“From Goodness to God”

Praise the Lord, for the Lord is good;

sing to his name, for it is pleasant!

Psalm 135:3

Do we really need religion to be good? Can’t a person be moral without appealing to an ancient book to tell them right from wrong? These questions are often asked of Christians who argue that we receive our ethics from God in Scripture, his revealed will. The short answer to these questions is, yes, of course unbelievers can and often do act in accordance with true moral principles to some extent. The apostle Paul says as much in Romans 2:14-15:

“For when Gentiles, who do not have the law, by nature do what the law requires, they are a law to themselves, even though they do not have the law. They show that the work of the law is written on their hearts, while their conscience also bears witness, and their conflicting thoughts accuse or even excuse them.”

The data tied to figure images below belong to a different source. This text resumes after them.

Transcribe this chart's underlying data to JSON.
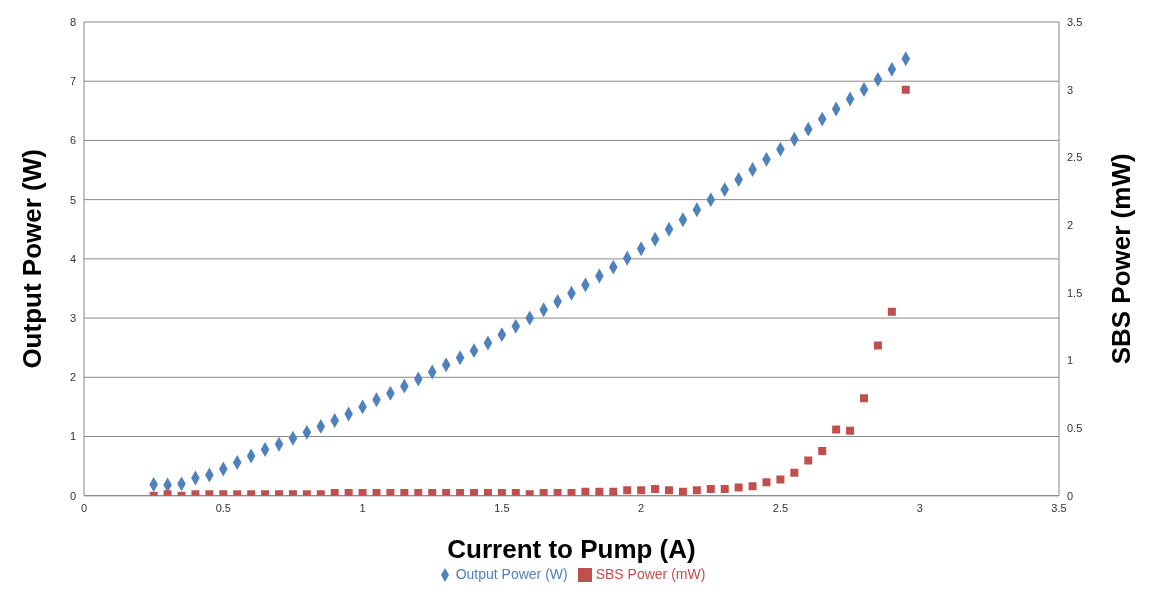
{
  "chart_data": {
    "type": "scatter",
    "xlabel": "Current to Pump (A)",
    "ylabel": "Output Power (W)",
    "y2label": "SBS Power (mW)",
    "x": [
      0.25,
      0.3,
      0.35,
      0.4,
      0.45,
      0.5,
      0.55,
      0.6,
      0.65,
      0.7,
      0.75,
      0.8,
      0.85,
      0.9,
      0.95,
      1.0,
      1.05,
      1.1,
      1.15,
      1.2,
      1.25,
      1.3,
      1.35,
      1.4,
      1.45,
      1.5,
      1.55,
      1.6,
      1.65,
      1.7,
      1.75,
      1.8,
      1.85,
      1.9,
      1.95,
      2.0,
      2.05,
      2.1,
      2.15,
      2.2,
      2.25,
      2.3,
      2.35,
      2.4,
      2.45,
      2.5,
      2.55,
      2.6,
      2.65,
      2.7,
      2.75,
      2.8,
      2.85,
      2.9,
      2.95
    ],
    "series": [
      {
        "name": "Output Power (W)",
        "color": "#4f81bd",
        "marker": "diamond",
        "values": [
          0.19,
          0.18,
          0.2,
          0.3,
          0.35,
          0.45,
          0.56,
          0.67,
          0.78,
          0.87,
          0.97,
          1.07,
          1.17,
          1.27,
          1.38,
          1.5,
          1.62,
          1.73,
          1.85,
          1.97,
          2.09,
          2.21,
          2.33,
          2.45,
          2.58,
          2.72,
          2.86,
          3.0,
          3.14,
          3.28,
          3.42,
          3.56,
          3.71,
          3.86,
          4.01,
          4.17,
          4.33,
          4.5,
          4.66,
          4.83,
          5.0,
          5.17,
          5.34,
          5.51,
          5.68,
          5.85,
          6.02,
          6.19,
          6.36,
          6.53,
          6.7,
          6.86,
          7.03,
          7.2,
          7.38
        ]
      },
      {
        "name": "SBS Power (mW)",
        "color": "#c0504d",
        "marker": "square",
        "axis": "y2",
        "values": [
          0,
          0.01,
          0,
          0.01,
          0.01,
          0.01,
          0.01,
          0.01,
          0.01,
          0.01,
          0.01,
          0.01,
          0.01,
          0.02,
          0.02,
          0.02,
          0.02,
          0.02,
          0.02,
          0.02,
          0.02,
          0.02,
          0.02,
          0.02,
          0.02,
          0.02,
          0.02,
          0.01,
          0.02,
          0.02,
          0.02,
          0.03,
          0.03,
          0.03,
          0.04,
          0.04,
          0.05,
          0.04,
          0.03,
          0.04,
          0.05,
          0.05,
          0.06,
          0.07,
          0.1,
          0.12,
          0.17,
          0.26,
          0.33,
          0.49,
          0.48,
          0.72,
          1.11,
          1.36,
          3.0
        ]
      }
    ],
    "xlim": [
      0,
      3.5
    ],
    "xticks": [
      0,
      0.5,
      1,
      1.5,
      2,
      2.5,
      3,
      3.5
    ],
    "ylim": [
      0,
      8
    ],
    "yticks": [
      0,
      1,
      2,
      3,
      4,
      5,
      6,
      7,
      8
    ],
    "y2lim": [
      0,
      3.5
    ],
    "y2ticks": [
      0,
      0.5,
      1,
      1.5,
      2,
      2.5,
      3,
      3.5
    ],
    "grid": "y",
    "legend": "bottom"
  }
}
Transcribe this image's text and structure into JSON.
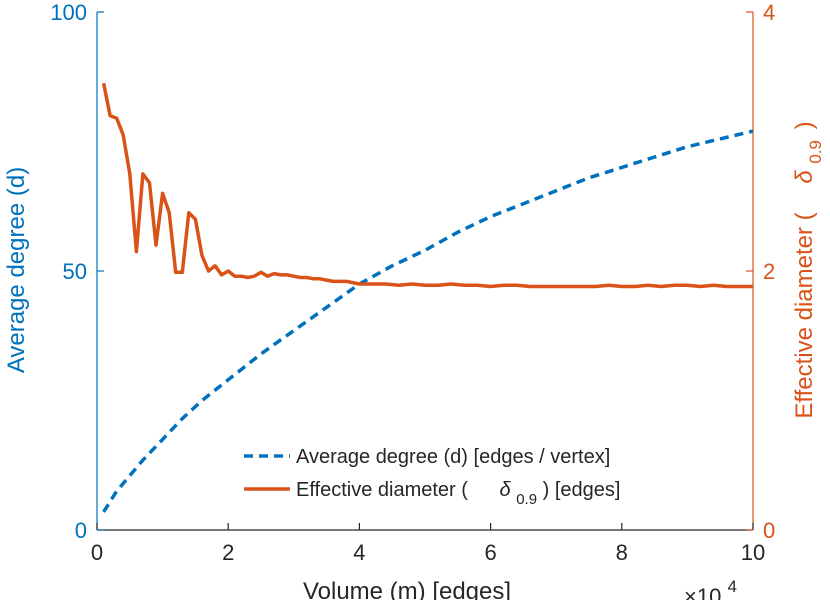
{
  "chart_data": {
    "type": "line",
    "title": "",
    "xlabel": "Volume (m) [edges]",
    "x_multiplier": "×10",
    "x_multiplier_exponent": "4",
    "xlim": [
      0,
      100000
    ],
    "x_ticks": [
      {
        "value": 0,
        "label": "0"
      },
      {
        "value": 20000,
        "label": "2"
      },
      {
        "value": 40000,
        "label": "4"
      },
      {
        "value": 60000,
        "label": "6"
      },
      {
        "value": 80000,
        "label": "8"
      },
      {
        "value": 100000,
        "label": "10"
      }
    ],
    "left_axis": {
      "label": "Average degree (d)",
      "lim": [
        0,
        100
      ],
      "ticks": [
        {
          "value": 0,
          "label": "0"
        },
        {
          "value": 50,
          "label": "50"
        },
        {
          "value": 100,
          "label": "100"
        }
      ]
    },
    "right_axis": {
      "label_main": "Effective diameter (",
      "label_sym": "δ",
      "label_sub": "0.9",
      "label_close": ")",
      "lim": [
        0,
        4
      ],
      "ticks": [
        {
          "value": 0,
          "label": "0"
        },
        {
          "value": 2,
          "label": "2"
        },
        {
          "value": 4,
          "label": "4"
        }
      ]
    },
    "legend_position": "lower-right",
    "series": [
      {
        "name": "Average degree (d) [edges / vertex]",
        "axis": "left",
        "style": "dashed",
        "color": "#0072BD",
        "x": [
          1000,
          3000,
          5000,
          7000,
          10000,
          13000,
          16000,
          20000,
          25000,
          30000,
          35000,
          40000,
          45000,
          50000,
          55000,
          60000,
          65000,
          70000,
          75000,
          80000,
          85000,
          90000,
          95000,
          100000
        ],
        "y": [
          3.5,
          7.5,
          10.5,
          13.5,
          17.5,
          21.5,
          25,
          29,
          34,
          38.5,
          43,
          47.5,
          51,
          54,
          57.5,
          60.5,
          63,
          65.5,
          68,
          70,
          72,
          74,
          75.5,
          77
        ]
      },
      {
        "name_main": "Effective diameter (",
        "name_sym": "δ",
        "name_sub": "0.9",
        "name_close": ") [edges]",
        "axis": "right",
        "style": "solid",
        "color": "#D95319",
        "x": [
          1000,
          2000,
          3000,
          4000,
          5000,
          6000,
          7000,
          8000,
          9000,
          10000,
          11000,
          12000,
          13000,
          14000,
          15000,
          16000,
          17000,
          18000,
          19000,
          20000,
          21000,
          22000,
          23000,
          24000,
          25000,
          26000,
          27000,
          28000,
          29000,
          30000,
          31000,
          32000,
          33000,
          34000,
          35000,
          36000,
          37000,
          38000,
          40000,
          42000,
          44000,
          46000,
          48000,
          50000,
          52000,
          54000,
          56000,
          58000,
          60000,
          62000,
          64000,
          66000,
          68000,
          70000,
          72000,
          74000,
          76000,
          78000,
          80000,
          82000,
          84000,
          86000,
          88000,
          90000,
          92000,
          94000,
          96000,
          98000,
          100000
        ],
        "y": [
          3.45,
          3.2,
          3.18,
          3.05,
          2.75,
          2.15,
          2.75,
          2.68,
          2.2,
          2.6,
          2.45,
          1.99,
          1.99,
          2.45,
          2.4,
          2.12,
          2.0,
          2.04,
          1.97,
          2.0,
          1.96,
          1.96,
          1.95,
          1.96,
          1.99,
          1.96,
          1.98,
          1.97,
          1.97,
          1.96,
          1.95,
          1.95,
          1.94,
          1.94,
          1.93,
          1.92,
          1.92,
          1.92,
          1.9,
          1.9,
          1.9,
          1.89,
          1.9,
          1.89,
          1.89,
          1.9,
          1.89,
          1.89,
          1.88,
          1.89,
          1.89,
          1.88,
          1.88,
          1.88,
          1.88,
          1.88,
          1.88,
          1.89,
          1.88,
          1.88,
          1.89,
          1.88,
          1.89,
          1.89,
          1.88,
          1.89,
          1.88,
          1.88,
          1.88
        ]
      }
    ],
    "colors": {
      "left_axis": "#0072BD",
      "right_axis": "#D95319",
      "x_axis": "#262626"
    }
  }
}
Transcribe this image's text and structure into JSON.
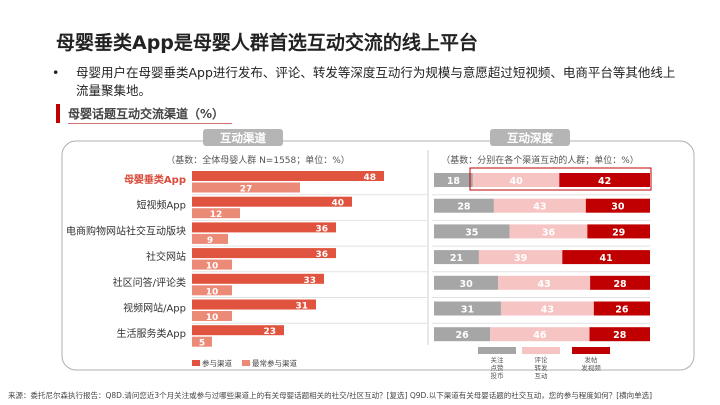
{
  "title": "母婴垂类App是母婴人群首选互动交流的线上平台",
  "bullet": {
    "marker": "•",
    "text": "母婴用户在母婴垂类App进行发布、评论、转发等深度互动行为规模与意愿超过短视频、电商平台等其他线上流量聚集地。"
  },
  "section_title": "母婴话题互动交流渠道（%）",
  "source": "来源：委托尼尔森执行报告：Q8D.请问您近3个月关注或参与过哪些渠道上的有关母婴话题相关的社交/社区互动？[复选] Q9D.以下渠道有关母婴话题的社交互动，您的参与程度如何？[横向单选]",
  "colors": {
    "accent": "#c00000",
    "bar_participate": "#e0533e",
    "bar_most": "#ec8a78",
    "seg_follow": "#a6a6a6",
    "seg_comment": "#f7c4c4",
    "seg_post": "#c00000",
    "pill": "#b5b5b5",
    "highlight_label": "#d84b3a"
  },
  "chart_data": [
    {
      "type": "bar",
      "title": "互动渠道",
      "subtitle": "（基数：全体母婴人群 N=1558；单位：%）",
      "categories": [
        "母婴垂类App",
        "短视频App",
        "电商购物网站社交互动版块",
        "社交网站",
        "社区问答/评论类",
        "视频网站/App",
        "生活服务类App"
      ],
      "highlight": "母婴垂类App",
      "series": [
        {
          "name": "参与渠道",
          "values": [
            48,
            40,
            36,
            36,
            33,
            31,
            23
          ]
        },
        {
          "name": "最常参与渠道",
          "values": [
            27,
            12,
            9,
            10,
            10,
            10,
            5
          ]
        }
      ],
      "xlim": [
        0,
        50
      ],
      "legend": "bottom-left"
    },
    {
      "type": "bar",
      "stacked": true,
      "title": "互动深度",
      "subtitle": "（基数：分别在各个渠道互动的人群；单位：%）",
      "categories": [
        "母婴垂类App",
        "短视频App",
        "电商购物网站社交互动版块",
        "社交网站",
        "社区问答/评论类",
        "视频网站/App",
        "生活服务类App"
      ],
      "series": [
        {
          "name": "关注 点赞 投币",
          "values": [
            18,
            28,
            35,
            21,
            30,
            31,
            26
          ]
        },
        {
          "name": "评论 转发 互动",
          "values": [
            40,
            43,
            36,
            39,
            43,
            43,
            46
          ]
        },
        {
          "name": "发帖 发视频",
          "values": [
            42,
            30,
            29,
            41,
            28,
            26,
            28
          ]
        }
      ],
      "xlim": [
        0,
        100
      ],
      "legend": "bottom"
    }
  ]
}
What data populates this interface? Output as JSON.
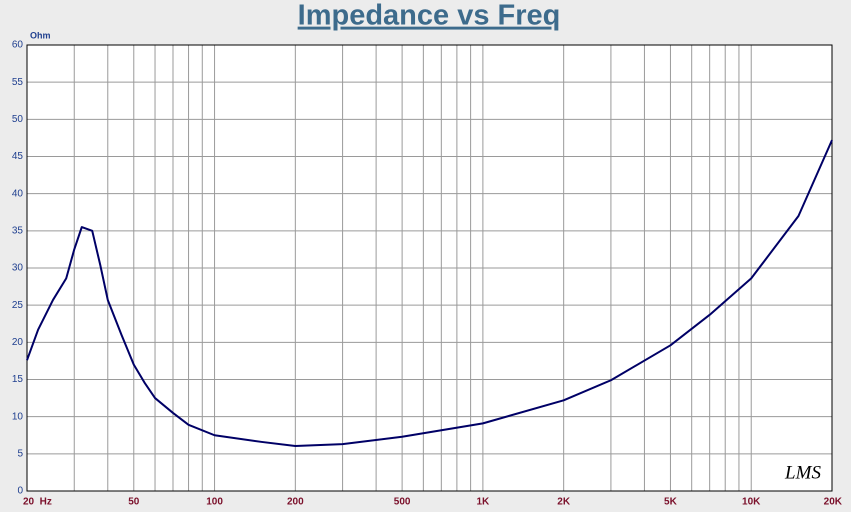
{
  "chart_data": {
    "type": "line",
    "title": "Impedance vs Freq",
    "y_unit": "Ohm",
    "signature": "LMS",
    "x": [
      20,
      22,
      25,
      28,
      30,
      32,
      35,
      37.5,
      40,
      45,
      50,
      55,
      60,
      70,
      80,
      100,
      150,
      200,
      300,
      500,
      1000,
      2000,
      3000,
      5000,
      7000,
      10000,
      15000,
      20000
    ],
    "series": [
      {
        "name": "Impedance",
        "color": "#000066",
        "values": [
          17.6,
          21.7,
          25.7,
          28.6,
          32.5,
          35.5,
          35.0,
          30.4,
          25.7,
          21,
          17,
          14.5,
          12.5,
          10.5,
          8.9,
          7.5,
          6.6,
          6.05,
          6.3,
          7.3,
          9.1,
          12.2,
          14.9,
          19.6,
          23.7,
          28.6,
          37,
          47.2
        ]
      }
    ],
    "x_log": true,
    "xlim": [
      20,
      20000
    ],
    "xticks": [
      {
        "value": 20,
        "label": "20  Hz"
      },
      50,
      100,
      200,
      500,
      {
        "value": 1000,
        "label": "1K"
      },
      {
        "value": 2000,
        "label": "2K"
      },
      {
        "value": 5000,
        "label": "5K"
      },
      {
        "value": 10000,
        "label": "10K"
      },
      {
        "value": 20000,
        "label": "20K"
      }
    ],
    "xgrid": [
      30,
      40,
      60,
      70,
      80,
      90,
      300,
      400,
      600,
      700,
      800,
      900,
      3000,
      4000,
      6000,
      7000,
      8000,
      9000
    ],
    "ylim": [
      0,
      60
    ],
    "yticks": [
      0,
      5,
      10,
      15,
      20,
      25,
      30,
      35,
      40,
      45,
      50,
      55,
      60
    ],
    "grid": true
  }
}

But there is an even deeper question that needs answering. Where does this sense of morality originate? Why do humans even have a moral awareness, a “conscience”, in the first place? To be sure, we all have some capacity for goodness and though we are not as bad as we could be, we are certainly not as good as we ought to be. But where does this ought come from? Why should we be good in the first place? The words ought and should speak of moral obligation. But unto whom are we obligated?

A solid case for the existence of God can be made from morality. First, there is such a thing as objective morality. Across cultures, time and space, there are universal principals of right and wrong that include honoring elders, honesty, justice, mercy, care of children and so on. This is what Paul means when he says “the work of the law is written on their hearts.” Thus, throughout the Old Testament, God, through the prophets, held pagan nations accountable to this universal moral law. Even though these nations did not have the Law of Moses which stipulated right and wrong behavior, they knew enough of morality to incur guilt before a good and just God.

Therefore, morality is not relative to one’s culture or individually subjective but is generally universal. Things like rape, theft, torture and the like are always wrong irrespective of the time or culture in which we live. When a person suffers injustice, they cry out against it because they intuitively know the moral law has been broken. If morality is not relative, then we are faced with an objective moral order of some kind. How can we best explain it?

The moral argument is abductive, meaning the evidence leads to the best possible explanation. How do we sufficiently account for the existence of objective moral values?

  1. If a personal God does not exist, then objective moral values do not exist — Buddhism, Hinduism and other pantheistic religions teach that God is not a personal, moral agent but a universal, amoral Reality (transcending distinctions between good and evil). Therefore, pantheism cannot support objective moral values because it overtly denies them or it vainly attempts to affirm and deny them simultaneously. Naturalism is out because there is no evolutionary mechanism that can adequately explain the development of moral awareness. And atheism is out because it provides no foundation upon which to build objective moral standards.
  2. Objective moral values exist — As we have argued above.
  3. Therefore, a personal, moral God exists — We are left with the theistic worldviews of Islam, Judaism and Christianity. Which one is best? Only Christianity, which is Judaism fulfilled, teaches that humans were created in God’s image (Gen. 1:26-28). Thus the human conscience is one of the unique ways in which we reflect our personal and moral God. Furthermore, only Christ can provide violators of God's moral law with hope to stand before him justified.